Frühere Siegener Staatsanwältin äußert sich
Abschließend äußerte sich eine frühere Siegener Staatsanwältin, die 2012 jenen Zeugen verhört hatte, der am letzten Verhandlungstag im Dezember im Gerichtssaal behauptete, Labinot K. aus Hass bei dieser Vernehmung zu Unrecht stärker als berechtigt belastet zu haben. An eine Belastungstendenz könne sie sich nicht erinnern, stellte die Beamtin fest. Sie hatte den Mann vornehmlich wegen einer dritten Vergewaltigung vorgeladen, die seinerzeit Labinot K. und einem älteren Bruder vorgeworfen, inzwischen aber eingestellt wurde. Der Fall habe „durchaus Parallelen“ zu den hier angeklagten. Das mutmaßliche Opfer, ein Mädchen aus Hessen, sei später „herumirrend auf dem Autohof“ gefunden worden.
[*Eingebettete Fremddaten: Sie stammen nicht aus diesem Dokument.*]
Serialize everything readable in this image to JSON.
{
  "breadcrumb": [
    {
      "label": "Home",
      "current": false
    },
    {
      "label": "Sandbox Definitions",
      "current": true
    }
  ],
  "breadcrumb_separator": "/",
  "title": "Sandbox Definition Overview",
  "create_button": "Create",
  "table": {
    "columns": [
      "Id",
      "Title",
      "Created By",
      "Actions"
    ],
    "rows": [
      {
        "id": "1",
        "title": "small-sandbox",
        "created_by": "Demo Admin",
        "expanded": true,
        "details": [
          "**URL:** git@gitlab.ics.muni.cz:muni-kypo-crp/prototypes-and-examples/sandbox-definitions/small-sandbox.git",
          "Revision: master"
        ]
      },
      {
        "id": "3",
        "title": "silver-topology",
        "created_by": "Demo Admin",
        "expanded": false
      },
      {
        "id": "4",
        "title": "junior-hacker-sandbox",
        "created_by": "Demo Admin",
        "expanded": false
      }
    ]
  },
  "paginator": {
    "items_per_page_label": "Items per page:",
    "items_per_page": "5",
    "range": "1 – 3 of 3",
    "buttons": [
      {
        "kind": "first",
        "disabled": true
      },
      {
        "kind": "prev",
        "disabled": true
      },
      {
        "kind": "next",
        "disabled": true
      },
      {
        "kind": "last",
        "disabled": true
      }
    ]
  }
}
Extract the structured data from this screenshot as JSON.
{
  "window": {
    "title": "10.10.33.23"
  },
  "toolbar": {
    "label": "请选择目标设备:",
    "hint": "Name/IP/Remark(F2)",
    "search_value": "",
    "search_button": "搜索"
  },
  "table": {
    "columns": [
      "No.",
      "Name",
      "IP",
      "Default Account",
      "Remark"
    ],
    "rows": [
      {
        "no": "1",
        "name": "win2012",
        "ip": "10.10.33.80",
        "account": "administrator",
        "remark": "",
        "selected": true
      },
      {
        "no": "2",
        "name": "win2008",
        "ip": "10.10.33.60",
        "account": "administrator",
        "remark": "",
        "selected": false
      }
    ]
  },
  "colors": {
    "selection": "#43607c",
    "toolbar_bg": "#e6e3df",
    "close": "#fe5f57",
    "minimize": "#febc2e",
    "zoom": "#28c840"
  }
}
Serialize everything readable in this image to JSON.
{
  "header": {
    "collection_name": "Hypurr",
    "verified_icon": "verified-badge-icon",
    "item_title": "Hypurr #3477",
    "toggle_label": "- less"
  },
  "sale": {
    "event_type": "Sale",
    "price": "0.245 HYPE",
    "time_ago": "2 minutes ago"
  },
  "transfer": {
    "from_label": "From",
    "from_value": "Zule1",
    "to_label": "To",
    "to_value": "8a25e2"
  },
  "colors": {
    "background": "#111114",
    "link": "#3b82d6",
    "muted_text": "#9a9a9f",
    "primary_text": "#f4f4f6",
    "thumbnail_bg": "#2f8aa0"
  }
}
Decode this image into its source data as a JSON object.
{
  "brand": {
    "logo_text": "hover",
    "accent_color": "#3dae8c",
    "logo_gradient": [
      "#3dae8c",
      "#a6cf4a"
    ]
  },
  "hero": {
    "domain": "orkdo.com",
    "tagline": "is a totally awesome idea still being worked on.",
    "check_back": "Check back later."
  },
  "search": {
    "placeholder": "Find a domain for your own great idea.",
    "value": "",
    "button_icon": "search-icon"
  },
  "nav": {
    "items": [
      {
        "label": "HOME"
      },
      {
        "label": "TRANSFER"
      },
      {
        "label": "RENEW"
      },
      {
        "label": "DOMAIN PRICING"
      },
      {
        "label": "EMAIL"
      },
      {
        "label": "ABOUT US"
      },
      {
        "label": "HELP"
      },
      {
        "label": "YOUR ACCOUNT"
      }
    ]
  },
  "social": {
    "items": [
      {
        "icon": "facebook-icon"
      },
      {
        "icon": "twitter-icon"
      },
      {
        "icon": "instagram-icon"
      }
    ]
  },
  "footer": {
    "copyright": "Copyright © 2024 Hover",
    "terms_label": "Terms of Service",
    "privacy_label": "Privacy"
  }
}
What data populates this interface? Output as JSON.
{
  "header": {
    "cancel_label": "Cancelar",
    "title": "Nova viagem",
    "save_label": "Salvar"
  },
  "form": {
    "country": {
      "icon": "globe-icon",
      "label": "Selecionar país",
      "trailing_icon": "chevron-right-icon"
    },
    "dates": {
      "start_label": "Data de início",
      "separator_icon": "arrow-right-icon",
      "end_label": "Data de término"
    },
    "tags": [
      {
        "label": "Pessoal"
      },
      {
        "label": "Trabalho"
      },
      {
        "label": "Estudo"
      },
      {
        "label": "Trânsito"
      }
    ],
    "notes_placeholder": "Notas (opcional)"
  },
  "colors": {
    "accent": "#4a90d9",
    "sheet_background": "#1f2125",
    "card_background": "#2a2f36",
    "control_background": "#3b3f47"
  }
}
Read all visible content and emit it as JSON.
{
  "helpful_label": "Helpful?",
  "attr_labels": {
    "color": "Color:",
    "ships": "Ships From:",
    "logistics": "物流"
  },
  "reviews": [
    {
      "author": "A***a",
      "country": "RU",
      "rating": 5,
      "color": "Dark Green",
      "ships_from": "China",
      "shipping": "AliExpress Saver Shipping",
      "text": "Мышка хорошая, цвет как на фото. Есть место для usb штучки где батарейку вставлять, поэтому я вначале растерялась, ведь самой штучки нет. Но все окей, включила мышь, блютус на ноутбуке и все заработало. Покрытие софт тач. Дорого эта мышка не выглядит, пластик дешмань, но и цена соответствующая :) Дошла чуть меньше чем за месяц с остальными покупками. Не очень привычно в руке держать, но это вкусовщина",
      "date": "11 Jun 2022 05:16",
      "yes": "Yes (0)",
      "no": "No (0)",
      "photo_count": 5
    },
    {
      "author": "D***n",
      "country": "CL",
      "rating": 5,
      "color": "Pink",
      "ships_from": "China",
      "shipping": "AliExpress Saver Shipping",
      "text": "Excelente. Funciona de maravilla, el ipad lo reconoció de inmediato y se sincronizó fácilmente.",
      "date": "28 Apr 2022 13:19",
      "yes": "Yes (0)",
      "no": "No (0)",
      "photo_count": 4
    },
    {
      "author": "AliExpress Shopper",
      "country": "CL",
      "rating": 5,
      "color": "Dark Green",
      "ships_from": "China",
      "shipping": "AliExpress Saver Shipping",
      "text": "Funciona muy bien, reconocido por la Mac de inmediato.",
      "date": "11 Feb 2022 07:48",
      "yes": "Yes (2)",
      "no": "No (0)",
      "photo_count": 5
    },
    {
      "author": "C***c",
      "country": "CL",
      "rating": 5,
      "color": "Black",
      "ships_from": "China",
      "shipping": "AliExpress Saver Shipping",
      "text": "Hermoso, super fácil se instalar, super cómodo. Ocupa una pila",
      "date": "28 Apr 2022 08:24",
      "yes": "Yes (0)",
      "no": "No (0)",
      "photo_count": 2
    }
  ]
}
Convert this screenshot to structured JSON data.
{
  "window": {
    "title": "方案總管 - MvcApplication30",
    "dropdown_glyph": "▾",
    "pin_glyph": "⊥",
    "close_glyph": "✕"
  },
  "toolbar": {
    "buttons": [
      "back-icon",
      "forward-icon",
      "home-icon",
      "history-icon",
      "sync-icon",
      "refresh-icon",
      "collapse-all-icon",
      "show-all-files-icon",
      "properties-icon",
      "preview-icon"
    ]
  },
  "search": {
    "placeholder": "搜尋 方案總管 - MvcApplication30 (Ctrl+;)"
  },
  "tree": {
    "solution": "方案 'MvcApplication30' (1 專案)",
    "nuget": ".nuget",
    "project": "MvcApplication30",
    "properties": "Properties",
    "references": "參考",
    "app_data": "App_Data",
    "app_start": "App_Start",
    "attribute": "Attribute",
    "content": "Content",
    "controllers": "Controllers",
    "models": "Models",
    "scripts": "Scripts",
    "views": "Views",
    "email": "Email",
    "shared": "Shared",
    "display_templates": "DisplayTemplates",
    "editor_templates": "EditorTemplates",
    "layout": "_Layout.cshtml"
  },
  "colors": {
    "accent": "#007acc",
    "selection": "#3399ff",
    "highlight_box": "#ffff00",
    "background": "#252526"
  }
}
Psychiater wird Gutachten zur Glaubwürdigkeit erstatten
Der ältere Bruder von Angeklagten Labinot K war ebenfalls als Zeuge geladen. Er machte allerdings von seinem Recht auf Aussageverweigerung gebrauch. Das Verfahren wird am 15. Januar fortgesetzt. Dann soll die Freundin Elena Ts. gehört werden. Außerdem wird Psychiater Dr. Wilfried Pott sein Gutachten zur Glaubwürdigkeit der heute 18-Jährigen erstatten.